Within the town of Kanchanaburi, the River Kwai is lovely, with restaurants and hotels lining the banks. But many people go straight to the bridge above the river, to walk or ride across on the famous “Death Railway.” The train tracks are a kind of memorial for WWII, since thousands of locals and foreign prisoners of war died to construct it, as part of Japanese battle plans in nearby Burma. You can pay your respects to the fallen at the nearby Kanchanaburi War Cemetery and hear more history about the nighttime torch-lit labor at the Hellfire Pass Memorial Museum. You could also ride the train itself, which teeters above jungles and along cliffs.
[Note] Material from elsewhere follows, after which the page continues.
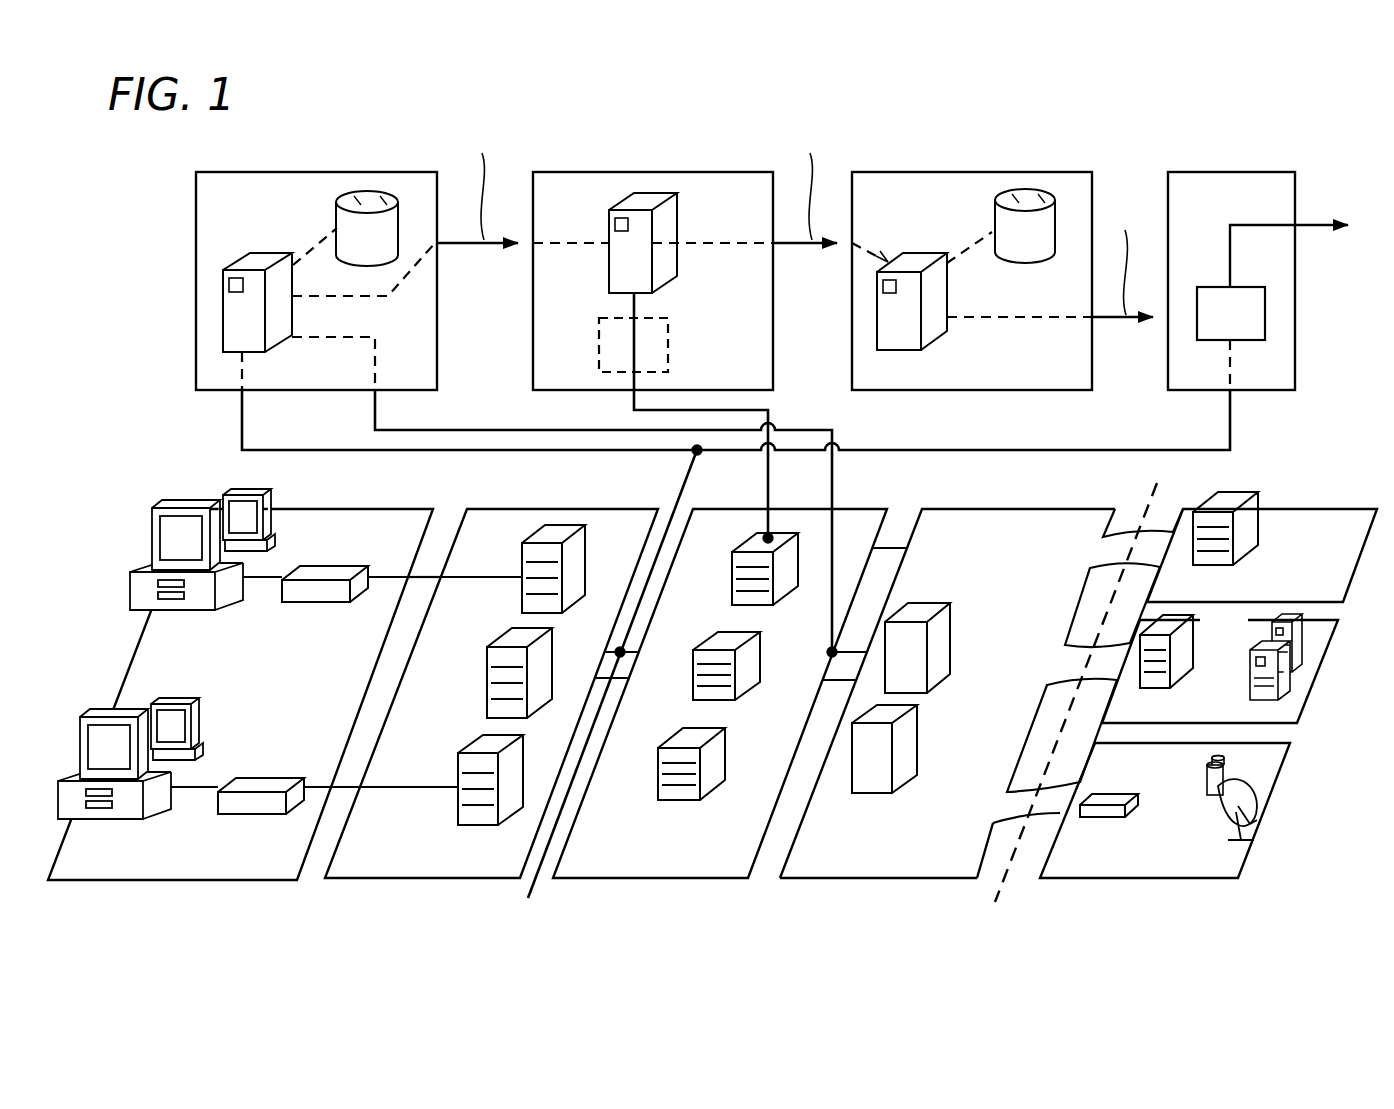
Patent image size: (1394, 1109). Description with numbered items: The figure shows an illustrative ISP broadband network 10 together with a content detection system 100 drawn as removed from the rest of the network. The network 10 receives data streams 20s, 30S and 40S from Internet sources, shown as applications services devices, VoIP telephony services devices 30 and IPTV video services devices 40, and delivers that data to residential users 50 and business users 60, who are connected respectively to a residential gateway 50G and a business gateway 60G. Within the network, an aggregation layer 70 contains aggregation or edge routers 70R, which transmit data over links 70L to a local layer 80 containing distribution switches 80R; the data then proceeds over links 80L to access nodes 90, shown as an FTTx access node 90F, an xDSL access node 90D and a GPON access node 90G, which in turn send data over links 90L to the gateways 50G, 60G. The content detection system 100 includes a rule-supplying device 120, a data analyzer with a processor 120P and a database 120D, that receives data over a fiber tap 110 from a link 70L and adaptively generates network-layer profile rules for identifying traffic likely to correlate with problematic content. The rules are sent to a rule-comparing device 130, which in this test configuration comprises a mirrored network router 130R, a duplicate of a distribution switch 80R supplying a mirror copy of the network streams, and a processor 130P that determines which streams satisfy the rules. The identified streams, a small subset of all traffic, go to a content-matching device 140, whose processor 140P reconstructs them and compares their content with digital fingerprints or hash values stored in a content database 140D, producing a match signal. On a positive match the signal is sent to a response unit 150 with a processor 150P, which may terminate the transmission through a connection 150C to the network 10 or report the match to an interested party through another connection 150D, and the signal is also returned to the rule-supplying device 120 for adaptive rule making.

The content detection system 100 is at (156, 199).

For more delving back in time, you could visit the ruins at Prasat Muang Singh. You can also see dragons at Wat Ban Tham, or go up to Wat Tham Sua, then down and back up again on another nearby summit to Wat Tham Khao Noi. Or visit Mallika City, which is a recreated town from the early 1900s, when slavery was abolished in the country. The colorful, open-air museum has floating houses and markets, where you can use old satang coins for your purchases. Speaking of floating, don’t miss out on staying in a floating raft house while in Kanchanaburi, as there are many in this region, including the Float House River Kwai. You’ll be so pleased you’ll find yourself saying “Sawadeeka!” to all strangers more times than you can count.